Il paradiso ritrovato, di Halldór Laxness
Halldòr Laxness, premio Nobel nel 1955 per “la sua opera epica che ha rinnovato l’arte e la letteratura islandese”, fu un testimone accanito dei miti e della tradizione islandese, ma anche un ponte che collegava le sponde dell’antico e dell’innovazione del suo popolo d’origine. Favorito dal lungo viaggiare che lo aveva portato a contatto con le principali correnti culturali del Novecento, si stabilì negli Stati Uniti per un certo numero di anni e senz’altro, in quel contesto, assorbì parte delle tradizioni di quella gente utilizzandone alcune nei suoi scritti. Inevitabile pensare che, dietro la rappresentazione della realtà dei mormoni d’America, ci sia un bel po’ di conoscenza personale.
Ne Il Paradiso ritrovato (Iperborea, traduzione di Alessandro Storti), Laxness narra la storia di un lavoratore delle campagne islandesi, certo Steinar, abile nel lavoro manuale quanto strenuo difensore degli antichi valori, un uomo che ripudia il denaro in quanto strumento di felicità che invece, secondo lui, dovrebbe essere sempre conseguenza del sudore della fronte.
Un esempio di tale riottosità è narrato nella vicenda del cavallo che non viene ceduto per denaro a Björn di Leirur bensì regalato al re di Danimarca con uno scrigno che custodisce un segreto.
In Danimarca, però, Steinar incontra la prima grande disillusione. I suoi regali non vengono valorizzati e considerati come meriterebbero, e questo lo porta a sentirsi più emarginato, così come la sua gente viene associata ad altri popoli (l’islandese ritenuto come un dialetto finnico o danese) anziché ottenere la giusta considerazione.
Decide allora, convinto da un predicatore mormone, di lasciare la propria terra e trasferirsi in Utah in una comunità di mormoni, abbracciando con difficoltà le tradizioni e gli usi del nuovo popolo. Incappa senz’altro nella poligamia. Lasciandosi alle spalle moglie e figli per seguire il proprio ideale, di fatto Steinar li condanna ai soprusi che subiranno, specie la figlia che si trova vittima inconsapevole di un concepimento non voluto in una ambigua vicenda che coinvolge il già nominato Björn di Leirur.

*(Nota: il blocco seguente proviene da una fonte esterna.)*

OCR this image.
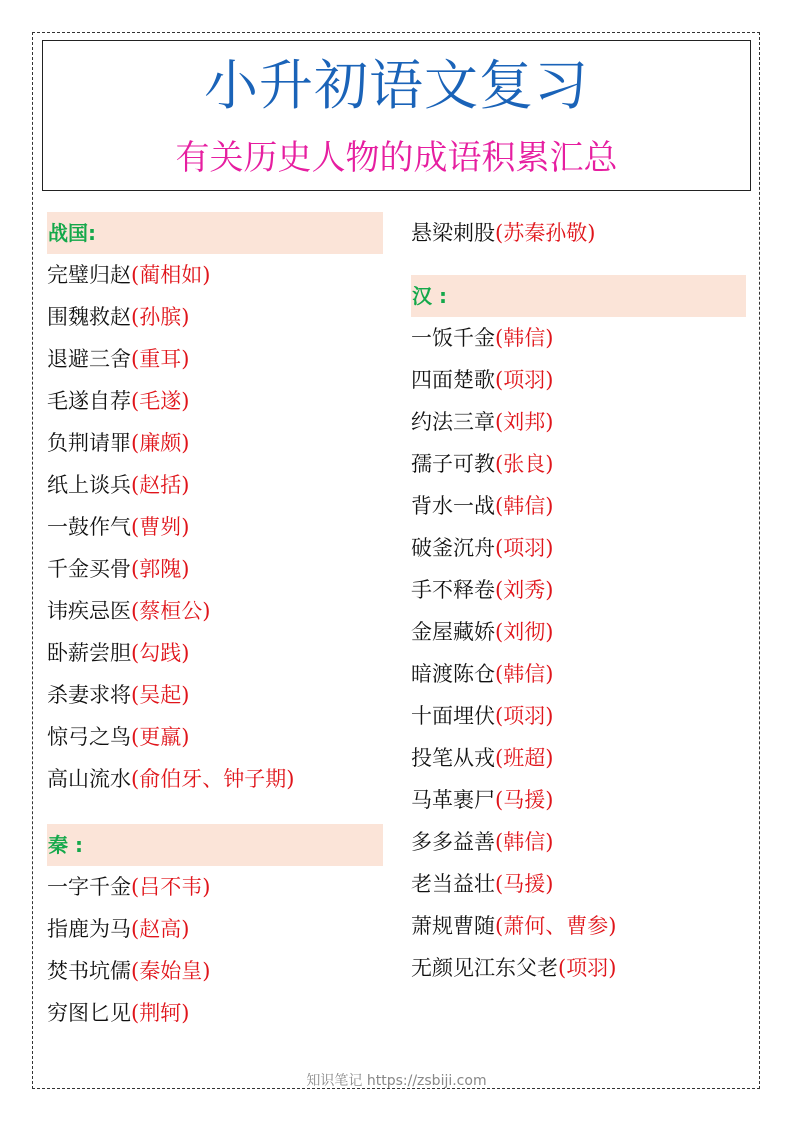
小升初语文复习
有关历史人物的成语积累汇总
战国:
完璧归赵(蔺相如)
围魏救赵(孙膑)
退避三舍(重耳)
毛遂自荐(毛遂)
负荆请罪(廉颇)
纸上谈兵(赵括)
一鼓作气(曹刿)
千金买骨(郭隗)
讳疾忌医(蔡桓公)
卧薪尝胆(勾践)
杀妻求将(吴起)
惊弓之鸟(更羸)
高山流水(俞伯牙、钟子期)
秦 :
一字千金(吕不韦)
指鹿为马(赵高)
焚书坑儒(秦始皇)
穷图匕见(荆轲)
悬梁刺股(苏秦孙敬)
汉 :
一饭千金(韩信)
四面楚歌(项羽)
约法三章(刘邦)
孺子可教(张良)
背水一战(韩信)
破釜沉舟(项羽)
手不释卷(刘秀)
金屋藏娇(刘彻)
暗渡陈仓(韩信)
十面埋伏(项羽)
投笔从戎(班超)
马革裹尸(马援)
多多益善(韩信)
老当益壮(马援)
萧规曹随(萧何、曹参)
无颜见江东父老(项羽)
知识笔记 https://zsbiji.com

La condizione della donna, in questo libro in cui pure si alternano registri ironici e passaggi più marcati, quasi malinconici, nello stile di scrittura (almeno stando a quanto traspare dalla traduzione), è un tema spesso tirato in ballo, che si tratti della patria Islanda o anche nel lontano Utah, dove appunto le donne sono costrette a difendere diritti più o meno acquisiti in un periodo storico di passaggio tra l’età antica e le prime modernità.
Il destino di Steinar è però beffardo, lasciandogli esperienze che non lo accrescono quanto avrebbe voluto, ultima spiaggia prima di un ritorno a casa per scoprire con sorpresa che quel che era non è più, e che partire non è condizione necessaria e unica per la felicità.
Il paradiso ritrovato, in questo strano e affascinante romanzo, si materializza alla fine della lettura in quel ritrovare nella semplicità e nella familiarità delle cose quella grandezza, quel luogo ideale che si è cercato, inutilmente, altrove.